Mann is an outspoken commentator on the trajectory of artificial intelligence and the case for prioritizing safety. In a widely circulated 2025 interview, he argued that focusing on safety is what gave Claude its distinctive character, and he reiterated that a desire to put safety first was the reason he and his colleagues left OpenAI to found Anthropic.[2]
He has offered concrete and sometimes stark predictions. Mann has proposed an "economic Turing test," in which a system would be judged to have reached artificial general intelligence if it could perform the economically valuable work of a human, and he has suggested that this threshold could plausibly be met around 2027 or 2028. He has publicly entertained the possibility that superintelligence could emerge as early as 2028, and has said he believes significant labor-market disruption, on the order of roughly 20 percent unemployment, may be an unavoidable consequence of rapid AI progress. Mann frames these forecasts as reasons to invest more heavily in alignment now, warning that once systems reach superintelligence it may be too late to make them safe.[2]

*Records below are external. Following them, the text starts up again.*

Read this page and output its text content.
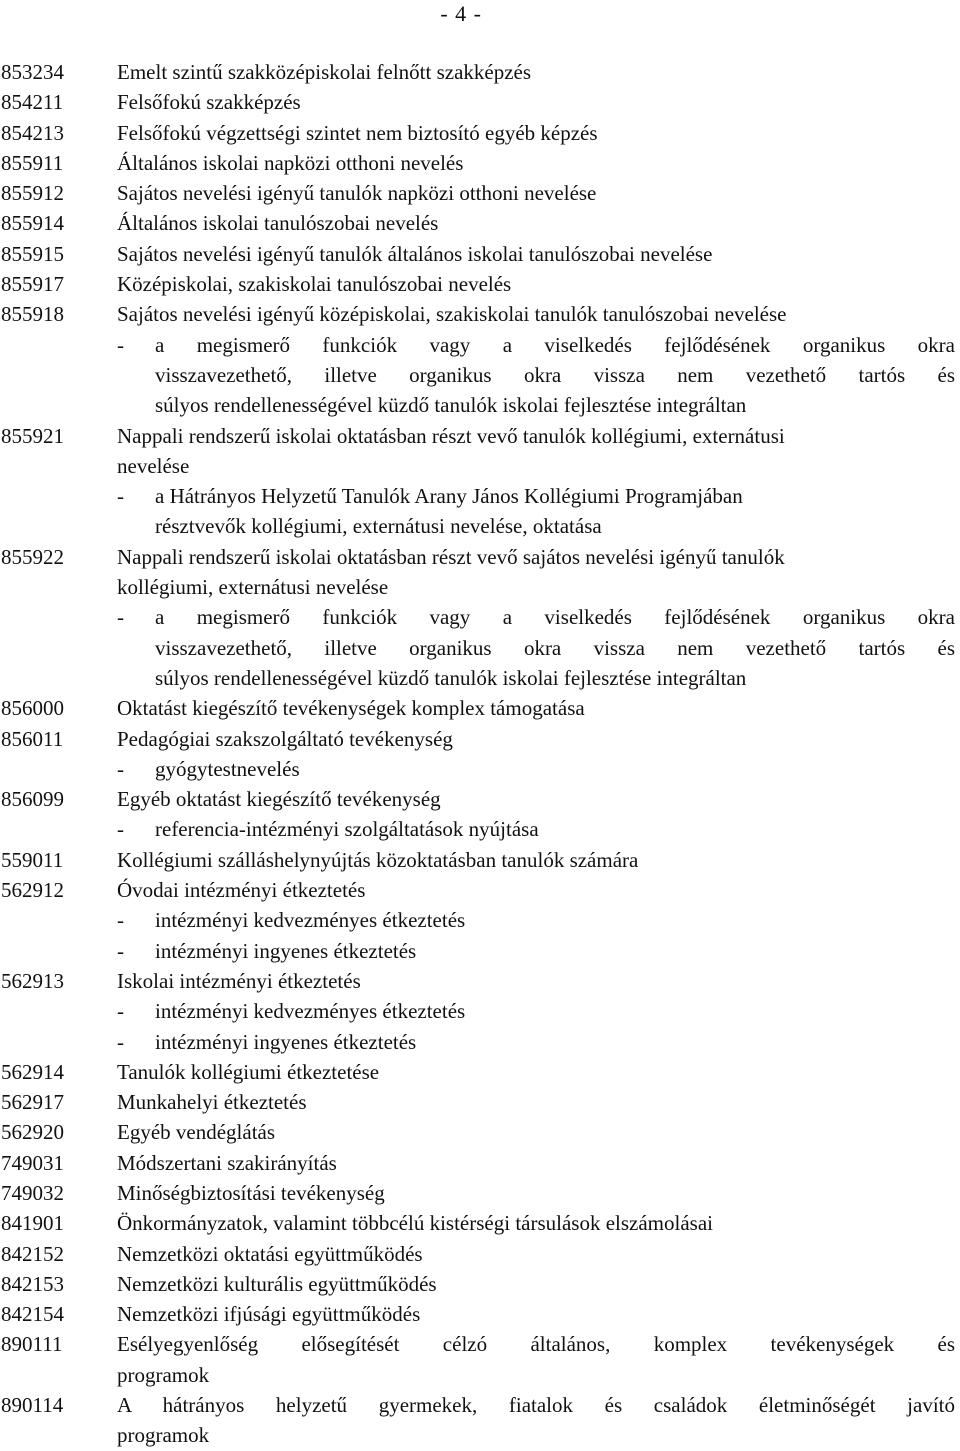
- 4 -
853234	Emelt szintű szakközépiskolai felnőtt szakképzés
854211	Felsőfokú szakképzés
854213	Felsőfokú végzettségi szintet nem biztosító egyéb képzés
855911	Általános iskolai napközi otthoni nevelés
855912	Sajátos nevelési igényű tanulók napközi otthoni nevelése
855914	Általános iskolai tanulószobai nevelés
855915	Sajátos nevelési igényű tanulók általános iskolai tanulószobai nevelése
855917	Középiskolai, szakiskolai tanulószobai nevelés
855918	Sajátos nevelési igényű középiskolai, szakiskolai tanulók tanulószobai nevelése
-	a megismerő funkciók vagy a viselkedés fejlődésének organikus okra
visszavezethető, illetve organikus okra vissza nem vezethető tartós és
súlyos rendellenességével küzdő tanulók iskolai fejlesztése integráltan
855921	Nappali rendszerű iskolai oktatásban részt vevő tanulók kollégiumi, externátusi
nevelése
-	a Hátrányos Helyzetű Tanulók Arany János Kollégiumi Programjában
résztvevők kollégiumi, externátusi nevelése, oktatása
855922	Nappali rendszerű iskolai oktatásban részt vevő sajátos nevelési igényű tanulók
kollégiumi, externátusi nevelése
-	a megismerő funkciók vagy a viselkedés fejlődésének organikus okra
visszavezethető, illetve organikus okra vissza nem vezethető tartós és
súlyos rendellenességével küzdő tanulók iskolai fejlesztése integráltan
856000	Oktatást kiegészítő tevékenységek komplex támogatása
856011	Pedagógiai szakszolgáltató tevékenység
-	gyógytestnevelés
856099	Egyéb oktatást kiegészítő tevékenység
-	referencia-intézményi szolgáltatások nyújtása
559011	Kollégiumi szálláshelynyújtás közoktatásban tanulók számára
562912	Óvodai intézményi étkeztetés
-	intézményi kedvezményes étkeztetés
-	intézményi ingyenes étkeztetés
562913	Iskolai intézményi étkeztetés
-	intézményi kedvezményes étkeztetés
-	intézményi ingyenes étkeztetés
562914	Tanulók kollégiumi étkeztetése
562917	Munkahelyi étkeztetés
562920	Egyéb vendéglátás
749031	Módszertani szakirányítás
749032	Minőségbiztosítási tevékenység
841901	Önkormányzatok, valamint többcélú kistérségi társulások elszámolásai
842152	Nemzetközi oktatási együttműködés
842153	Nemzetközi kulturális együttműködés
842154	Nemzetközi ifjúsági együttműködés
890111	Esélyegyenlőség elősegítését célzó általános, komplex tevékenységek és
programok
890114	A hátrányos helyzetű gyermekek, fiatalok és családok életminőségét javító
programok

Mann's most cited work, the GPT-3 paper, is among the most referenced publications in modern machine learning, and his co-authored papers on RLHF, Constitutional AI, and transformer interpretability are frequently cited within the AI safety and alignment literature.[9] As a co-founder of Anthropic, he is regularly invited to speak at industry events, including the AI Conference and the Open Data Science Conference, where he has presented on building Claude and on aligning AI systems with human values.[8] He maintains a personal website and is active on the social platform X under the handle @8enmann.